The UC system’s fragmented relationship with the American Federation of State, County and Municipal Employees Local 3299 Union, or AFSCME Local 3299 has long been a source of contention that has resulted in strikes demanding more workers’ rights. There are 24,000 AFSCME Local 3299 California workers who contribute to ensuring students a quality education across 10 campuses every day, but not all of them have the workers’ rights they deserve.
Although AFSCME’s recent tentative agreement with the university gives only service workers a contract, it is a step in the right direction. With that said, the UC system should have already established a contract to further prohibit outsourcing and compensate the dedicated AFSCME workers.

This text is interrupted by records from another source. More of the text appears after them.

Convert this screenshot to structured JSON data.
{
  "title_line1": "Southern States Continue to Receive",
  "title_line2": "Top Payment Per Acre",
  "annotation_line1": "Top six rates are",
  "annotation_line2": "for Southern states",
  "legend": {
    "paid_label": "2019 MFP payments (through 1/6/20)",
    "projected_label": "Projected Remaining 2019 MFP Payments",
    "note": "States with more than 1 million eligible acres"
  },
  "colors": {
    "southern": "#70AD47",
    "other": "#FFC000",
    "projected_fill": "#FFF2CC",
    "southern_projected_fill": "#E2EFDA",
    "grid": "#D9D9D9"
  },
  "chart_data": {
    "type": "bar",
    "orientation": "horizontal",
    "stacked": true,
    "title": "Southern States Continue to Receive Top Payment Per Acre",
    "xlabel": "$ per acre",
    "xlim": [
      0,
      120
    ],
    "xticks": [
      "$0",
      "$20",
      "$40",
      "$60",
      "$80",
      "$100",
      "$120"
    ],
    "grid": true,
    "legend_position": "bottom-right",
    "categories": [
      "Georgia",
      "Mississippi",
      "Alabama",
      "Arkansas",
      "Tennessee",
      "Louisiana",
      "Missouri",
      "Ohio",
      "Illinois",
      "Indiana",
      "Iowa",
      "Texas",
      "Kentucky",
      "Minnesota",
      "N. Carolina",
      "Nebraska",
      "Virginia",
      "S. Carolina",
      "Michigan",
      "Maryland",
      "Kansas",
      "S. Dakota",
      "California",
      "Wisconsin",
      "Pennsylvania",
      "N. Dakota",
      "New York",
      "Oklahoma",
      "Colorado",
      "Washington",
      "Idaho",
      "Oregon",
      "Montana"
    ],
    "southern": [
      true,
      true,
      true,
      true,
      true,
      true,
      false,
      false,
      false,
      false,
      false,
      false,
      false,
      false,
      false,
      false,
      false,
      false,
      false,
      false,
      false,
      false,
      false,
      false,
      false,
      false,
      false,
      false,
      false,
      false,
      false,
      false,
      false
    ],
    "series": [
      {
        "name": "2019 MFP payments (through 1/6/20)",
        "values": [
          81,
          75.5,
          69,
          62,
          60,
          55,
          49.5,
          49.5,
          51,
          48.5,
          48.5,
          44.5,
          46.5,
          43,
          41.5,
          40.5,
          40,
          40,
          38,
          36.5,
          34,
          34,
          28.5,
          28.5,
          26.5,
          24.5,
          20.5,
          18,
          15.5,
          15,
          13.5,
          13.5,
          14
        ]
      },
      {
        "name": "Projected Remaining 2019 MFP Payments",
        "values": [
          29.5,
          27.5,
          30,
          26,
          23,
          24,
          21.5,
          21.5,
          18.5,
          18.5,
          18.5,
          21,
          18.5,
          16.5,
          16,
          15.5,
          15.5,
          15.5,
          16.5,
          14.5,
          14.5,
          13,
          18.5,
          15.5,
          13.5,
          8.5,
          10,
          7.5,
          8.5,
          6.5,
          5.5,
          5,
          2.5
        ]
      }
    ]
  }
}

There are a couple of positive aspects to this new contract. It will cover AFSCME’s service workers, who are expected to receive a 3% wage increase over the span of four years, along with pension benefits. Additionally, the university will prohibit contracting out workers, which ultimately means increased job security for thousands of workers who can now lean on workplace policies that better support their everyday lives. After three years of negotiations between workers and the university, the new employee benefits will hopefully set a precedent that will outline future contracts for AFSCME Local 3299 workers who are waiting to receive contracts.
The university has a checkered history with enforcing its own policies. A 2017 state audit exposed the UC system’s failure to comply with its own policies for displacing employees in favor of contractors. Other subsequent internal reports highlighted a failure to enforce minimum wage policies for outside contract workers. While this agreement seems promising, an agreement is only worth something if it is properly enforced.
The university’s no-strike clause in the new contract is a prominent issue that will impact union organization. Article 22, titled “No Strikes,” explicitly prohibits these contracted workers from any form of striking, including sympathy strikes. Therefore, a no-strike clause’s inclusion in the new contract directly stops AFSCME service workers from engaging in protests that would help other workers in the union gain a contract. Consequently, the union’s carefully crafted division is a result of the university’s knowledge of the strength that comes with numbers.
It has taken the university three years to establish a contract that will affect only a subset of AFSCME Local 3299 workers, so the road ahead for forging contracts with the remaining workers remains largely uncertain. Though sedimenting contracts for all AFSCME Local 3299 workers will be costly for the university, it needs to finally acknowledge that every worker from a truck driver to a nurse’s aid deserves a contract so that they can continue to positively impact university operations.
Whether or not AFSCME Local 3299 service workers ratify this contract Thursday, it is still a tremendous victory to finally gain the recognition they have been fighting for since the 1980s.